The sounds of drums filled the room Tuesday morning at the Hilo Higashi Hongwanji as nearly a dozen keiki pounded the 5-gallon buckets turned teku drums.
Now in its 18th year, the Hui Okinawa Children’s Cultural Day Camp, for kids ages 8-13, was well underway.
Out front, another group practiced a dance, “Asatoya Yunta,” while holding paranku, or hand drums, which were made out of cardboard by the campers.
“The primary purpose is just to expose the children … to the Okinawan culture and also the old plantation days — food and games that they had before,” said camp director Dwayne Miyashiro.
There’s dancing (udui), singing (utayun), cooking, drumming (teku or taiko), karate (karati), games, lessons about the history and culture of Okinawa and more.
The camp, which has 50 children signed up this year, culminates with a program Friday for family and friends.
Hui Okinawa is a culture club, Miyashiro said. The camp program was put together by the Hawaii United Okinawa Association out of Oahu.
A statewide program, Miyashiro said it’s offered on every island but Hilo’s is the longest-running “because we have the most volunteers. We have over 60 people …”
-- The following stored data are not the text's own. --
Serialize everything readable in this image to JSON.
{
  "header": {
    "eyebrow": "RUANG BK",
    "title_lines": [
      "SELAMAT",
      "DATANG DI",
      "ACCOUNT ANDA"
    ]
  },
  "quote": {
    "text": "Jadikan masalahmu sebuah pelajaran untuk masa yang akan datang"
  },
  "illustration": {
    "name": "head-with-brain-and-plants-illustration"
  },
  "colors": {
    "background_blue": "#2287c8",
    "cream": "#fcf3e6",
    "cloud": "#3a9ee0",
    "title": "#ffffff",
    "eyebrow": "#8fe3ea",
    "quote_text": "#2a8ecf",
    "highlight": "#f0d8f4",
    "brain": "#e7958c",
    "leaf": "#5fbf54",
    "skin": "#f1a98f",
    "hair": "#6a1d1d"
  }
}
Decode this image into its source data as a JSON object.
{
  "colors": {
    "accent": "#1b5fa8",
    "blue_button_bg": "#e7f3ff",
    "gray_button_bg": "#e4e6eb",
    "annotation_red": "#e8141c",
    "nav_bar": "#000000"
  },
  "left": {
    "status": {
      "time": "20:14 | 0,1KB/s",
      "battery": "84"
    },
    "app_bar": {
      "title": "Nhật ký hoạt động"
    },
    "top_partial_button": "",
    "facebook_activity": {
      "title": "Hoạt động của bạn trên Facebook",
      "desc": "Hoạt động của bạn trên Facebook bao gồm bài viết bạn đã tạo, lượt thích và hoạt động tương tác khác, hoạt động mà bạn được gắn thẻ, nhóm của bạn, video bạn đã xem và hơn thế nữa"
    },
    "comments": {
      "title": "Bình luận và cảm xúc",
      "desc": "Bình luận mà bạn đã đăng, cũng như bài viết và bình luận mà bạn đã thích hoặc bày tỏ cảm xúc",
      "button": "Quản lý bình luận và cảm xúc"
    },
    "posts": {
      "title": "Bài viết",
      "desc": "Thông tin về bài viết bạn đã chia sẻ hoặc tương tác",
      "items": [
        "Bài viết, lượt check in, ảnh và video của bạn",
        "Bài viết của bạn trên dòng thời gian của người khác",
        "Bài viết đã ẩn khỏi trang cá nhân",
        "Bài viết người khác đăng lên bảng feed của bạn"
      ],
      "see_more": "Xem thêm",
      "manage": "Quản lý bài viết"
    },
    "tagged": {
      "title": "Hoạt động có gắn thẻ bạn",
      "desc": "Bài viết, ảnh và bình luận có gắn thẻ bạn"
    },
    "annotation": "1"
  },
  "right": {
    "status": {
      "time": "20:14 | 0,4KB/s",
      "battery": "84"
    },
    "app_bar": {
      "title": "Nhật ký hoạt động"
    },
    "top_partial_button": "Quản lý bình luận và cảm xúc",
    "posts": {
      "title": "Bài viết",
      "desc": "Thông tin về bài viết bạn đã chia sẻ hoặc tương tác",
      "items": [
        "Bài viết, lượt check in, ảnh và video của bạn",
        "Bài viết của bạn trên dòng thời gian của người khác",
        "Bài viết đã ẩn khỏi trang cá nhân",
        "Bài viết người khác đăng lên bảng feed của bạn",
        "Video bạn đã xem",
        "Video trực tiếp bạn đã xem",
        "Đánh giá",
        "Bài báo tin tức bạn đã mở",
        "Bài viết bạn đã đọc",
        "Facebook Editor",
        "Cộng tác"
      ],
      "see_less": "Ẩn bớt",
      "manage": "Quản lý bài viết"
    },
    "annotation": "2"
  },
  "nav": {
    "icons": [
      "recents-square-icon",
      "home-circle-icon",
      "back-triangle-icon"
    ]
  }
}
For his part, Miyashiro said that “because we live in a multi-ethnic community,” he hopes the children “get a sense of appreciation of what different cultures offer. So with that appreciation and understanding, to me, it makes for a kinder, better world.”
But the purpose of Hui Okinawa is to preserve and perpetuate the Okinawan culture, he said.
Camp participant Adam Leopoldino, 9, said he likes the karate component “because it gives me something to do, and I’m interested in martial arts.”
This is his second year at the camp.
“It was fun last year, so I want to come back every year until I can’t — and then I’m going to be a helper,” Adam said.